[nycphp-talk] When to close a mysql connection
David Krings
ramons at gmx.net
Sat Jun 30 22:30:40 EDT 2007
Jakob Buchgraber wrote:
> No that's not how it works, that's how normal database connections work.
> How should MySQL know which user connects? The user makes one HTTP
> Request and if he does it again nobody knows that he has ever been here
> (except if the webserver has set a cookie). I don't know how persistent
> connections exactly work as I haven't used them before. Everything I
> know and probably everything you need to know from a developers point of
> view is that when using persistent connections the connection is kept
> open even if the execution of the PHP script finishes and if the script
> is executed again and again there is always the same connection being
> used. If two scripts access this connection concurrently there is no
> second connection opened, no they are sharing this connection with each
> other.
>
> That's actually how I understood it. So correct me if I am wrong ... :-)

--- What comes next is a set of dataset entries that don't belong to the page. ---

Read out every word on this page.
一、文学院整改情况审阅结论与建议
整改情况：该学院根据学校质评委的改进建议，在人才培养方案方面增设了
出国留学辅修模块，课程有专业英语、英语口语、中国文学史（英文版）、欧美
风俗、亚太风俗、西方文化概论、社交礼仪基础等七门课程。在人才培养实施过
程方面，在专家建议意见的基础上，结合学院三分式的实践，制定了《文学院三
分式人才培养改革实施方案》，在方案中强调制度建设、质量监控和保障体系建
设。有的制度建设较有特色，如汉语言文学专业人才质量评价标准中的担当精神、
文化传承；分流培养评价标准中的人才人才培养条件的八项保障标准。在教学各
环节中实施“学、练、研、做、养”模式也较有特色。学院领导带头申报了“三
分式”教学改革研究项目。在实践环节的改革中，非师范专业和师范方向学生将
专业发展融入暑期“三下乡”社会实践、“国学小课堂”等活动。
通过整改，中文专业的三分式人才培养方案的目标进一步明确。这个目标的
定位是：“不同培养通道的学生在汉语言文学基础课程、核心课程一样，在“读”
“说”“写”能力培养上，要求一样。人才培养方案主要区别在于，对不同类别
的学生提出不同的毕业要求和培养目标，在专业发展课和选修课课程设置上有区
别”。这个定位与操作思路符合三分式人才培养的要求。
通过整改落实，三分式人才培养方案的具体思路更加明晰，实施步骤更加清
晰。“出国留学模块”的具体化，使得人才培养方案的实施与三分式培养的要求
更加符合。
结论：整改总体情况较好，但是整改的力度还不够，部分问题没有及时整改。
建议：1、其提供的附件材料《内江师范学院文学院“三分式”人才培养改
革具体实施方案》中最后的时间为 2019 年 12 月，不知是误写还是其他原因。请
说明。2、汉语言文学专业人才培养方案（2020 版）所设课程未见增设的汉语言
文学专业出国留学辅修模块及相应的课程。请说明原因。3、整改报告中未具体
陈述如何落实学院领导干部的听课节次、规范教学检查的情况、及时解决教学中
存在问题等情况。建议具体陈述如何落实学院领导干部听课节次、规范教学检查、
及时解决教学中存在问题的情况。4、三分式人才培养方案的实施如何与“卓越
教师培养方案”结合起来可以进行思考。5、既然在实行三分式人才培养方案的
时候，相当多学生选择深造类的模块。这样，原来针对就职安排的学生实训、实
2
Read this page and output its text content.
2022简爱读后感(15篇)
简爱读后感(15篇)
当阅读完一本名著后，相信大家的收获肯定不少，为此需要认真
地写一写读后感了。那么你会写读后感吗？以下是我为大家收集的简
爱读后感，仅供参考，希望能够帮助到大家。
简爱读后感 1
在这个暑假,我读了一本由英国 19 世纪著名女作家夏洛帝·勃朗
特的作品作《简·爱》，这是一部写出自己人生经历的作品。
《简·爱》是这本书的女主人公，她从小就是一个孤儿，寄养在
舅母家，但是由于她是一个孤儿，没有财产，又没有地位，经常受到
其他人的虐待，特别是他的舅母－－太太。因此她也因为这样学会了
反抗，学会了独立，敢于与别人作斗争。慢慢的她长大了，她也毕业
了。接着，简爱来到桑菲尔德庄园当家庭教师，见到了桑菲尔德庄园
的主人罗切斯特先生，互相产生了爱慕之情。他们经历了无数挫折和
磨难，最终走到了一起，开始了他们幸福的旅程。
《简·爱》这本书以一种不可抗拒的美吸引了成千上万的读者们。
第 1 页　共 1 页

I am in no position to correct you, but isn't it that PHP talks to MySQL
rather then the HTTP client? As far as MySQL is concerned, the
connection comes from where the PHP interpreter is located. And since
each connection from PHP to MySQL gets named sufficiently uniquely I
guess that PHP can keep multiple clients apart. Normally one opens a
connection, runs the queries, and then closes it. I always make sure
that I explicitly close the connection, but after reading the
documentation a script end will close the connection as well. Seems to
be quite different from opening files, which stay open and locked even
after the script is done.
It may just be that PHP uses only one persistent connection and feeds
all the queries through that one regardless of client (but returns the
values back to the script instance from where the query came), which is
what you suspect. Unless someone who really knows what is going on comes
forward we can only resort to speculation.
I will give it a try and see what happens. It's only adding a "p". Since
the mysql_close doesn't do any thing on persistent connections there is
no harm in leaving it in - or so the theory goes.
I don't see a problem with my current project as this one will never be
used by more than a few dozen clients at a time, but I have other
projects where some optimization may be more than just OK.